Я приехала еще раз в Ханкалу. И все были очень удивлены. Уже, казалось, все кончено: меня проводили, и все как бы успокоились. Оказывается, еще не все. Снова я поехала в Бамут, уже сама. И снова пришла и сказала: «Вы обманули меня! Вы взяли деньги, и я выполнила все ваши условия. Мне сына похоронить не отдают, потому что нет головы». Я почему-то думала, что ждать придется долго. Через несколько минут мне принесли четыре кусочка от черепа (Они разбивают черепа прикладами. Они очень суеверны и боятся, что жертвы будут их преследовать на том свете).
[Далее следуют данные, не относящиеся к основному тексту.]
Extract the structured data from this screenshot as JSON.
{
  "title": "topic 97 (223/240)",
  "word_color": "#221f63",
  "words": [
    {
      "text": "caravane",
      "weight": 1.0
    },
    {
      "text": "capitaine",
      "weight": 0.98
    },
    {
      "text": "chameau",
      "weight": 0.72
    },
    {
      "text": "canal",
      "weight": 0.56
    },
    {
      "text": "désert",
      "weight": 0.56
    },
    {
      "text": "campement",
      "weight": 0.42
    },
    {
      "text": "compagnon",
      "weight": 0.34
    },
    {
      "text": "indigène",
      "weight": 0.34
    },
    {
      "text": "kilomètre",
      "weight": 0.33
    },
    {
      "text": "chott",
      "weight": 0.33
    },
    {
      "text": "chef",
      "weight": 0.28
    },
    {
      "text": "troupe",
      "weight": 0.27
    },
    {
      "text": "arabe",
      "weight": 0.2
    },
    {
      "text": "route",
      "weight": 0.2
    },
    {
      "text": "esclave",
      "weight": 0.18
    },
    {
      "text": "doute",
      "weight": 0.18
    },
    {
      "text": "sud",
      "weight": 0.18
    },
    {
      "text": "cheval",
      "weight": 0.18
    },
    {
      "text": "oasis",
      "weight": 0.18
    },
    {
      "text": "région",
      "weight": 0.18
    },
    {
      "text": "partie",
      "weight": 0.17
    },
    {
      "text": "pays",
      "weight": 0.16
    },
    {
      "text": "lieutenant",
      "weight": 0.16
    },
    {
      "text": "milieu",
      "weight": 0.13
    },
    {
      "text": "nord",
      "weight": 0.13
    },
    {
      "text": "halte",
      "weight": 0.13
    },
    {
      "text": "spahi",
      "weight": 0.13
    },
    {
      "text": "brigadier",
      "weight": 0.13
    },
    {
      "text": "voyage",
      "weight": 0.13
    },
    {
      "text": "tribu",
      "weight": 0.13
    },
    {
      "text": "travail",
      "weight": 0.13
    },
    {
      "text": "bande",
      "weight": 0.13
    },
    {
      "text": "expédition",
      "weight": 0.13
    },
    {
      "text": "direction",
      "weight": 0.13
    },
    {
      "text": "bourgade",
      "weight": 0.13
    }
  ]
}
Положила все это в полиэтиленовый пакет, в котором продукты носим из магазина, и поехала поездом. Я сидела, вцепившись в пакет. Проводница подошла и сказала: «Ты почему не спишь? Что у тебя там такого драгоценного?» Я сказала: «Здесь голова моего сына», – и открыла перед ней пакет. Она привела врача, думала, что я сумасшедшая. А я сказала: «Нет, я не сумасшедшая. Это другие сумасшедшие, а не я». А потом, 20 ноября, я привезла его на родину.